Of particular interest was the observed ability of encapsulated N. gonorrhoeae to induce the conversion of slightly encapsulated Bacteroides spp. to heavily encapsulated ones (35). This phenomenon may represent the events that occur after cervical N. gonorrhoeae infection, which may lead to tubal or pelvic inflammation. In this fashion a nonvirulent Bacteroides that is part of the normal vaginal flora can become virulent after exposure to N. gonorrhoeae; however, the N. gonorrhoeae that eventually did not survive in the abscess were able to induce encapsulation of the Bacteroides spp. Similarly, the conversion of nonencapsulated N. gonorrhoeae after coinoculation with an encapsulated Bacteroides isolate may explain the increased virulence of N. gonorrhoeae isolates recovered from the tubes or cul-de-sac (36,37).

C. trachomatis has also received attention as an etiologic agent in acute salpingitis. Studies show a 30% incidence of Chlamydia isolation from the fallopian tubes of patients with acute salpingitis (38). Serologic studies suggest that C. trachomatis is associated with 40% to 60% of acute salpingitis cases (39). The presence of the major outer-membrane protein of C. trachomatis was associated with chronic salpingitis and/or salpingitis isthmica nodosa with tubal occlusion (40).

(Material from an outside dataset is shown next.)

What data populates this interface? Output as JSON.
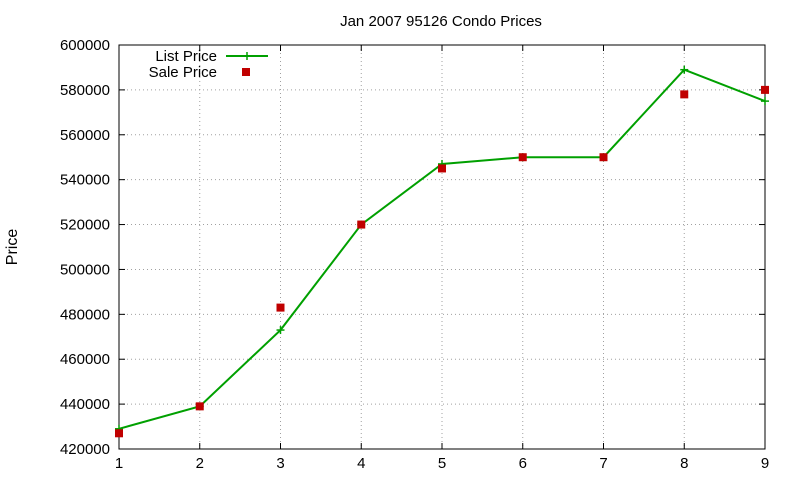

Mycoplasmae have frequently been recovered from the lower genital tract of females with salpingitis and is associated serologically with salpingitis and tubal factor infertility (41). Hinonen and Miettnen recovered C. trachomatis significantly more frequently from the fallopian tubes among cases with severe PID (42), thus confirming role of C. trachomatis as the leading cause of PID in both laparoscopically mild and severe PID.